Film ini mendapat komentar yang beragam. Baik dari segi agama, alur cerita, dan keberanian mengangkat isu dalam film ini. Tak ada gading yang tak retak, setiap karya perlu diberikan masukan agar terus menghasilkan karya-karya terbaik. Berikut ulasan Film Tuhan Izinkan Aku Berdosa dalam Kacamata Islam :
Judul yang Kurang Pantas
Judul pada sebuah
karya, baik itu karya fiksi atau non fiksi, karya tulis atau non tulis adalah
daya tarik pertama bagi penikmat karya tersebut. Sehingga si pemilik karya akan
mencari judul semenarik mungkin, judul yang mempunyai daya jual, dan judul yang
memberikan nilai lebih pada karyanya. Ini tidak salah. Namun perlu kita
renungi, bahwa judul film ini kurang pantas.

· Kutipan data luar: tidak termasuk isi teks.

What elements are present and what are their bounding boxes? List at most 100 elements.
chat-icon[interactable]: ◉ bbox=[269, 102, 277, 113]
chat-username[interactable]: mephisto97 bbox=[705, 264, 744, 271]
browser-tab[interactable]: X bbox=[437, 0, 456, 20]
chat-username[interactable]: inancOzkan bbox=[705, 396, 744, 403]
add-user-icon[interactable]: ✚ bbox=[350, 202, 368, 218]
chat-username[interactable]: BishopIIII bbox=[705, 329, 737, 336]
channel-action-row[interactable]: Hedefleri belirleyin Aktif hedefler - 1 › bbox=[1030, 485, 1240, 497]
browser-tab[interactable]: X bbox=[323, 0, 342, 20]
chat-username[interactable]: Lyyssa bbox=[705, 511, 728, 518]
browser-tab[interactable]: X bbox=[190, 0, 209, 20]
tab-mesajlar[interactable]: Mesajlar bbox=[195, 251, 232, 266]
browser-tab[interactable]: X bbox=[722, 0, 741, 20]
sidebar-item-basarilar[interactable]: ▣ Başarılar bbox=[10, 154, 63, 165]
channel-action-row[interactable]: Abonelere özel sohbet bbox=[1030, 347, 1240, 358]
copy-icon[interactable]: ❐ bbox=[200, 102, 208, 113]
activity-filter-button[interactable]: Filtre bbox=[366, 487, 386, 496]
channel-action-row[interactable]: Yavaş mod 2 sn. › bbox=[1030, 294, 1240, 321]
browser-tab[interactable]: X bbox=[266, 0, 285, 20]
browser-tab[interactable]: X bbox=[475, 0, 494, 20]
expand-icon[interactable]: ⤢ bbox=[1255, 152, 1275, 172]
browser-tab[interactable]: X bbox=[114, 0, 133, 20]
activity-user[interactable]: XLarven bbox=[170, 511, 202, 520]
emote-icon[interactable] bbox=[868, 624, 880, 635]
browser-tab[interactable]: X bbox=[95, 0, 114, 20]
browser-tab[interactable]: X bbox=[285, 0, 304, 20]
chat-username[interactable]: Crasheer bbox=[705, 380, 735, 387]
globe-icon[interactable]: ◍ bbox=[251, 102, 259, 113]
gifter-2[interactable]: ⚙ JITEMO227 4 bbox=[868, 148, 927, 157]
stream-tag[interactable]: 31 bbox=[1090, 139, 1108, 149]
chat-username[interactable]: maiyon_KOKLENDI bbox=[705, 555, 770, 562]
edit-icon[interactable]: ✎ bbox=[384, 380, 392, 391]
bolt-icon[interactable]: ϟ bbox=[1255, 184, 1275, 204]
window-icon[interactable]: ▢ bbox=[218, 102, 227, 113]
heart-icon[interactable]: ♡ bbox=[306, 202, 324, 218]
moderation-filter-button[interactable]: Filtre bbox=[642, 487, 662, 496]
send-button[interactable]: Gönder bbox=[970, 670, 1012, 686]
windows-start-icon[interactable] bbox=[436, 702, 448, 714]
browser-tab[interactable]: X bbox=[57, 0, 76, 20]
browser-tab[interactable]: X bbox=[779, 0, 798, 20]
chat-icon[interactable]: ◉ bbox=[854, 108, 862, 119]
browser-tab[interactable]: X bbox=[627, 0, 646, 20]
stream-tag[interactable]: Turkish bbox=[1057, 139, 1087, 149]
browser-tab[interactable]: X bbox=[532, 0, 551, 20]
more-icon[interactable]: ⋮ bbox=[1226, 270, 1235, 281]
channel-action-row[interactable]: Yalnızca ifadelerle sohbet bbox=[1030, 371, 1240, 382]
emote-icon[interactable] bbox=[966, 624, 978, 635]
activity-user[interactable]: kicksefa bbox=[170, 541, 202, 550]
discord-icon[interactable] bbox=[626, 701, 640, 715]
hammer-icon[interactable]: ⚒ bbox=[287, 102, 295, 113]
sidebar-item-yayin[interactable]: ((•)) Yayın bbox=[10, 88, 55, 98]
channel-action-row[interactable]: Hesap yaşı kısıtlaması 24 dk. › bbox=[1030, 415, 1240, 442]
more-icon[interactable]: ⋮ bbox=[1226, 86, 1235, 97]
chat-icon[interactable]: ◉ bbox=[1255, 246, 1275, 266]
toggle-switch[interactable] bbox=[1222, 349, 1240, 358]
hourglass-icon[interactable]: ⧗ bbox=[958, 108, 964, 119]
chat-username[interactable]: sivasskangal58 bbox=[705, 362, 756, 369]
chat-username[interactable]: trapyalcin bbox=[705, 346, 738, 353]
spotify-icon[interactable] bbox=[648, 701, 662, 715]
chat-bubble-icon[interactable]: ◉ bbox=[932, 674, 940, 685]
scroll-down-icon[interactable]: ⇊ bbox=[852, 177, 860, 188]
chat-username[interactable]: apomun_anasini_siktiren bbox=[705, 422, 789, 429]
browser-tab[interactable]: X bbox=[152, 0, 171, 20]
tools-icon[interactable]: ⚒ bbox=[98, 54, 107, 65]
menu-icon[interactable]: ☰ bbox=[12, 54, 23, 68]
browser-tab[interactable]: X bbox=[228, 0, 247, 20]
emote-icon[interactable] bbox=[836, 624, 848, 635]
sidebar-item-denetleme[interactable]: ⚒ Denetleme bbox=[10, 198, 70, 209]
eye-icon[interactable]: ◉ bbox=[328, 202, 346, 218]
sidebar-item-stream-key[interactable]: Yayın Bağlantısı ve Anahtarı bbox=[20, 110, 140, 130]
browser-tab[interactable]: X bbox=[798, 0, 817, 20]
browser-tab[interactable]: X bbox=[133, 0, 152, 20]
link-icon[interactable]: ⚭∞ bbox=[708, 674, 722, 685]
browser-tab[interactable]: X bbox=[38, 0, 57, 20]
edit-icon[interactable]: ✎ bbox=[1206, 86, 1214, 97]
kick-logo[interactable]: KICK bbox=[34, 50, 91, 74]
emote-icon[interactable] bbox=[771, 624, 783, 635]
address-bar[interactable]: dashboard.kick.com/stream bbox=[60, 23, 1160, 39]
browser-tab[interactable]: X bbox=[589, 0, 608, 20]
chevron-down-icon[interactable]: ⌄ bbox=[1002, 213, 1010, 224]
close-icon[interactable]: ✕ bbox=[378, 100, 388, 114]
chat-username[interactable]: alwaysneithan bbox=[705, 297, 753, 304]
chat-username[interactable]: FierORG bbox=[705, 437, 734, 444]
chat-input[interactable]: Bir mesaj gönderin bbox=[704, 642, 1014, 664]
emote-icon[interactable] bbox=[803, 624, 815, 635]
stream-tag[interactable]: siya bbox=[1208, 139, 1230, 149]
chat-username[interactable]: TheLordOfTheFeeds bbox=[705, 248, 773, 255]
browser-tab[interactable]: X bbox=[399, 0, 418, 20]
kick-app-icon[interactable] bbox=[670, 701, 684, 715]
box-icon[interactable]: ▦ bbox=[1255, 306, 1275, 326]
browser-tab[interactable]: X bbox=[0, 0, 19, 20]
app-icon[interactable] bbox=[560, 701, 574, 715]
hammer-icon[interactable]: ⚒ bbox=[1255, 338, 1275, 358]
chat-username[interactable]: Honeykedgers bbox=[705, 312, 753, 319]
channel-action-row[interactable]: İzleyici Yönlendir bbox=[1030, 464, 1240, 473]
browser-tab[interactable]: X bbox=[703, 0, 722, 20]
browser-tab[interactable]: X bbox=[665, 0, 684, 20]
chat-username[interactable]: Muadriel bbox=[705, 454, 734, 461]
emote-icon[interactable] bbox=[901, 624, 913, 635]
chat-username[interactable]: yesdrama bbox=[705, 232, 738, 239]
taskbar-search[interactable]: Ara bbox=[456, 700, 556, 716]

Setiap manusia memilih pilihan hidupnya, ingin berdosa atau mencari pahala. Sedangkan agama sudah memberi tuntunan mana jalan yang baik dan mana jalan yang buruk. Setiap manusia memilih jalannya masing-masing dengan siap menanggung segala risikonya. Judul film ini "Tuhan Izinkan Aku Berdosa" memiliki multitafsir. Menurut saya sebaiknya diganti saja dengan “Tuhan Maafkan Aku Berdosa”.
Penggunaan Nama Sahabat Nabi
Salah satu tokoh dalam film ini adalah nama Sahabat Nabi Muhammad yang Mulia, yaitu Abu Darda'. Tokoh yang bernama Abu Darda’ dalam film ini berperan sebagai pimpinan pondok pesantren. Namun sangat disayangkan pada karakternya yang bertolak belakang dengan karakter asli Sahabat Nabi ini. Dalam film ini, tokoh Abu Darda’ berkarakter pembohong, yang tidak mengakui bahwa dia pernah menelpon tokoh Kiran. Ketika Kiran menyatakan kebenaran, tokoh Abu Darda’ membela diri dengan berbohong dan bersembunyi dengan dalil-dalil agama. Selain itu pada ending film ini, tokoh Abu Darda’ ditangkap polisi dengan tuduhan teroris. Hal ini sangat miris sekali.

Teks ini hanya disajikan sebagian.